I am most interested in a property called "entities" which contains a property called "hastags" with a list of hashtags. Here is an example:
"entities":{"hashtags":[{"text":"thewayiseeit","indices":[0,13]}],"user_mentions":[],"urls":[]},
I've browsed the various scala frameworks for parsing json and have decided to use json4s. I have the following code in my Scala script.
import org.json4s.native.JsonMethods._
var json: String = ""
for (line <- io.Source.fromFile("twitter38.json").getLines) json += line
val data = parse(json)
My logic here is that I am trying to read each line from twitter38.json into a string and then parse the entire string with parse(). The parse function is throwing an error claiming:
"Type mismatch, expected: Nothing, found:String."
I have seen examples that use parse() on strings that hold json objects such as
val jsontest =
"""{
|"name" : "bob",
|"age" : "50",
|"gender" : "male"
|}
""".stripMargin
val data = parse(jsontest)
but I have received the same error. I am coming from an object oriented programming background, is there something fundamentally wrong with the way I am approaching this problem?
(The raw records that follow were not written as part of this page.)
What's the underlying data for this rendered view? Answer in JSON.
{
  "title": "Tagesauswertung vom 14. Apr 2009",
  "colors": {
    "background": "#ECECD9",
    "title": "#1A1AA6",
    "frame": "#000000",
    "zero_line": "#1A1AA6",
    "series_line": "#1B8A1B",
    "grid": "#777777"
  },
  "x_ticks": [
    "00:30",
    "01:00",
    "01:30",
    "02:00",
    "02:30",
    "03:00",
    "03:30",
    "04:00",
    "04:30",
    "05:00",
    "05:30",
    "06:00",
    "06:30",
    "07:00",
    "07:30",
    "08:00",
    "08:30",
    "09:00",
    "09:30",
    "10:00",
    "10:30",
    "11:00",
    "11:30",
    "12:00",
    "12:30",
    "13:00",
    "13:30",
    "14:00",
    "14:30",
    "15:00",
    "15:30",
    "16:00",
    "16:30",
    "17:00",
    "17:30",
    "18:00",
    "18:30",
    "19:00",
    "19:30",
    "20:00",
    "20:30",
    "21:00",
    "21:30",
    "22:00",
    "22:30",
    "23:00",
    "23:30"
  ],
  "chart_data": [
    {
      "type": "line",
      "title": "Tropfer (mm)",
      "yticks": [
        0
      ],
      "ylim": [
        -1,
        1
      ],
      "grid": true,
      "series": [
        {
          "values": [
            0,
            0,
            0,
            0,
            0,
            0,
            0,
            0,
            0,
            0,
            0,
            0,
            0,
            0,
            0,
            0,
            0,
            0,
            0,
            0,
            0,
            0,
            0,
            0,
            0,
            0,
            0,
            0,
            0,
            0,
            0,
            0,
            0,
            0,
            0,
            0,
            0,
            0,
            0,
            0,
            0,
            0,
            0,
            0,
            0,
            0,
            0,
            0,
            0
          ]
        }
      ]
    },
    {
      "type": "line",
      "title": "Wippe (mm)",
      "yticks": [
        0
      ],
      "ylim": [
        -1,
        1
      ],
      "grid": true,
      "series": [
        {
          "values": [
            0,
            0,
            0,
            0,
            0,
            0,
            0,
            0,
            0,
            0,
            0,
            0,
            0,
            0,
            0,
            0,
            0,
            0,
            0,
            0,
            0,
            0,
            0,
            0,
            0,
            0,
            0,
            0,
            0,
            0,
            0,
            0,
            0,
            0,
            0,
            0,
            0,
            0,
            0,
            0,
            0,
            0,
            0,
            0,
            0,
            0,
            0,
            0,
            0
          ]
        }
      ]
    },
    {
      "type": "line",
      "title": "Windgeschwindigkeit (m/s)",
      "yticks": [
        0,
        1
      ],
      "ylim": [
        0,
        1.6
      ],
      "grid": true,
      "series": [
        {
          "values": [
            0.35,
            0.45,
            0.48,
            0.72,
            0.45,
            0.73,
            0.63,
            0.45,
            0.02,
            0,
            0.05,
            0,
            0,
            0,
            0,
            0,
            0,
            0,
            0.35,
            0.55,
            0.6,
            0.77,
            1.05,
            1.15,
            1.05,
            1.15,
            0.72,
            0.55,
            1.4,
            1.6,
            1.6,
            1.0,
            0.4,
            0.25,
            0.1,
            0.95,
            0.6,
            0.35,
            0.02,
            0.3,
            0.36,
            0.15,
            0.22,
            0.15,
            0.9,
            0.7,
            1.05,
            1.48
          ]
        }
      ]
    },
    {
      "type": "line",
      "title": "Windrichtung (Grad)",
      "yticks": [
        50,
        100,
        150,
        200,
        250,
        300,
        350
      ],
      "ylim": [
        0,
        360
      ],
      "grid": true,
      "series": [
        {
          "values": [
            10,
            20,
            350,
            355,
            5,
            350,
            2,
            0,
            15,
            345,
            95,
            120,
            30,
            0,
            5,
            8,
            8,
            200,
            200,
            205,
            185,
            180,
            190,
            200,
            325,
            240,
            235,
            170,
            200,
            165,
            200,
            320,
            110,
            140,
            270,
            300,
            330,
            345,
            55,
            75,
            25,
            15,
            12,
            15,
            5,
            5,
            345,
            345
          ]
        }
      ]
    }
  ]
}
You have most likely incorrectly imported dependencies to your Intellij project or modules into your file. Make sure you have the following lines imported:
import org.json4s.native.JsonMethods._
Even if you correctly import this module, parse(String: json) will not work for you, because you have incorrectly formed a json. Your json String will look like this:
"""{"in_reply_...":"someValue1"}{"in_reply_...":"someValues2"}"""
but should look as follows to be a valid json that can be parsed:
"""{{"in_reply_...":"someValue1"},{"in_reply_...":"someValues2"}}"""
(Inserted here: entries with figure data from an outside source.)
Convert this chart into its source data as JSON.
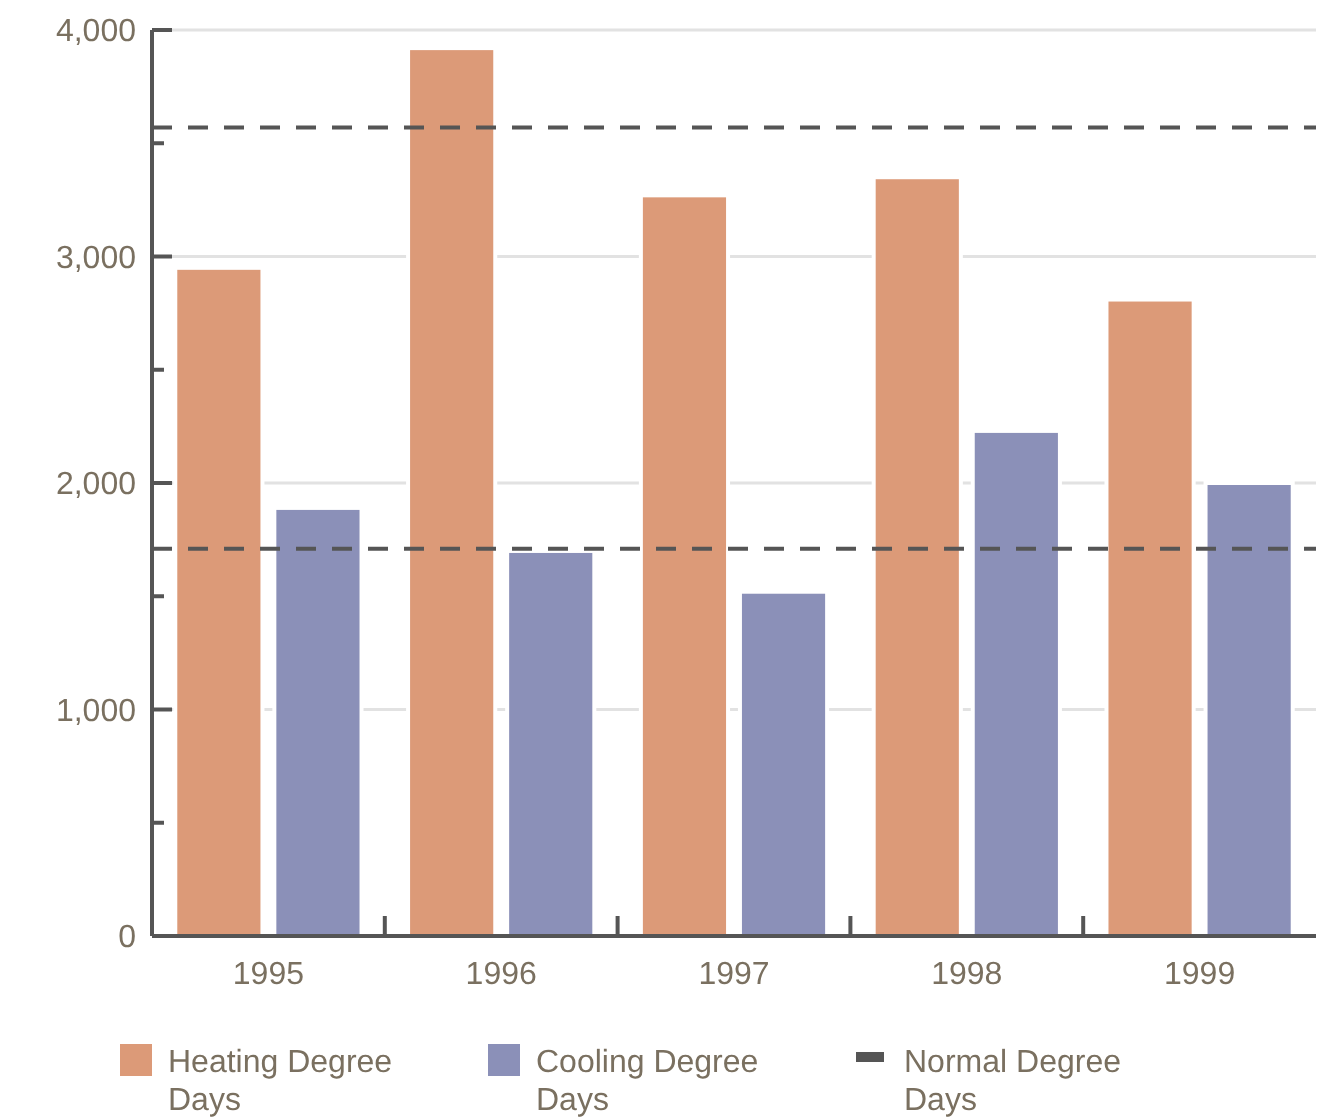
{
  "chart_data": {
    "type": "bar",
    "categories": [
      "1995",
      "1996",
      "1997",
      "1998",
      "1999"
    ],
    "series": [
      {
        "name": "Heating Degree Days",
        "color": "#dc9a78",
        "values": [
          2950,
          3920,
          3270,
          3350,
          2810
        ]
      },
      {
        "name": "Cooling Degree Days",
        "color": "#8b90b8",
        "values": [
          1890,
          1700,
          1520,
          2230,
          2000
        ]
      }
    ],
    "ylim": [
      0,
      4000
    ],
    "yticks": [
      0,
      {
        "value": 500,
        "label": null
      },
      {
        "value": 1000,
        "label": "1,000"
      },
      {
        "value": 1500,
        "label": null
      },
      {
        "value": 2000,
        "label": "2,000"
      },
      {
        "value": 2500,
        "label": null
      },
      {
        "value": 3000,
        "label": "3,000"
      },
      {
        "value": 3500,
        "label": null
      },
      {
        "value": 4000,
        "label": "4,000"
      }
    ],
    "ref_lines": [
      {
        "axis": "y",
        "value": 3570,
        "label": "Normal Degree Days",
        "color": "#555555",
        "line_style": "dashed"
      },
      {
        "axis": "y",
        "value": 1710,
        "color": "#555555",
        "line_style": "dashed"
      }
    ],
    "grid": "y",
    "legend": "bottom"
  }
}
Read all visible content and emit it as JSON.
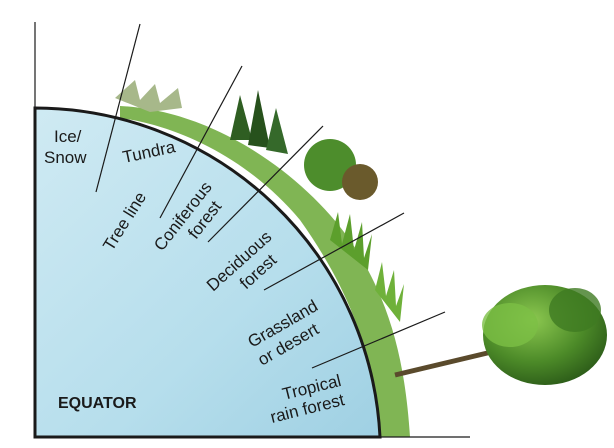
{
  "diagram": {
    "labels": {
      "ice_snow_line1": "Ice/",
      "ice_snow_line2": "Snow",
      "tundra": "Tundra",
      "tree_line": "Tree line",
      "coniferous_line1": "Coniferous",
      "coniferous_line2": "forest",
      "deciduous_line1": "Deciduous",
      "deciduous_line2": "forest",
      "grassland_line1": "Grassland",
      "grassland_line2": "or desert",
      "tropical_line1": "Tropical",
      "tropical_line2": "rain forest",
      "equator": "EQUATOR"
    },
    "colors": {
      "globe_fill": "#bfe3ee",
      "globe_outline": "#1a1a1a",
      "vegetation_dark": "#2f6a1f",
      "vegetation_light": "#7dbb3a",
      "grass": "#5c9f2c"
    }
  }
}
i.e. you need starting and ending brackets for the json, and a comma between each line of tweets. Please read the json4s documenation for more information.
Although being almost 6 years old, I think this question deserves another try.
JSON format has a few misunderstandings in people's minds, especially how they are stored and how they are read back.
JSON documents, are stored as either a single object having all the other fields, or an array of multiple object possibly in same format. this second part is important because arrays in almost every programming language are defined by angle brackets and values separated by commas (note here I used a person object as my single value):
[
{"name":"John","surname":"Doe"},
{"name":"Jane","surname":"Doe"}
]
also note that everything except brackets, numbers and booleans are enclosed in quotes when written into file.
however, there is another use that is not official but preferred to transfer datasets easily where every object, or document as in nosql/mongo language, are stored in a new line like this:
{"name":"John","surname":"Doe"}
{"name":"Jane","surname":"Doe"}
so for the question, OP has a document written in this second form, but tries an algorithm written to read the first form. following code has few simple changes to achieve this, and the user must read the file knowing that:
var json: String = "["
for (line <- io.Source.fromFile("twitter38.json").getLines) json += line + ","
json=json.splitAt(json.length()-1)._1
json+= "]"
val data = parse(json)
PS: although #sbrannon, has the correct idea, the example he/she gave has mistakenly curly braces instead of angle brackets to surround the data.
EDIT: I have added json=json.splitAt(json.length()-1)._1 because the code above ends with a trailing comma which will cause parse error per the JSON format definition.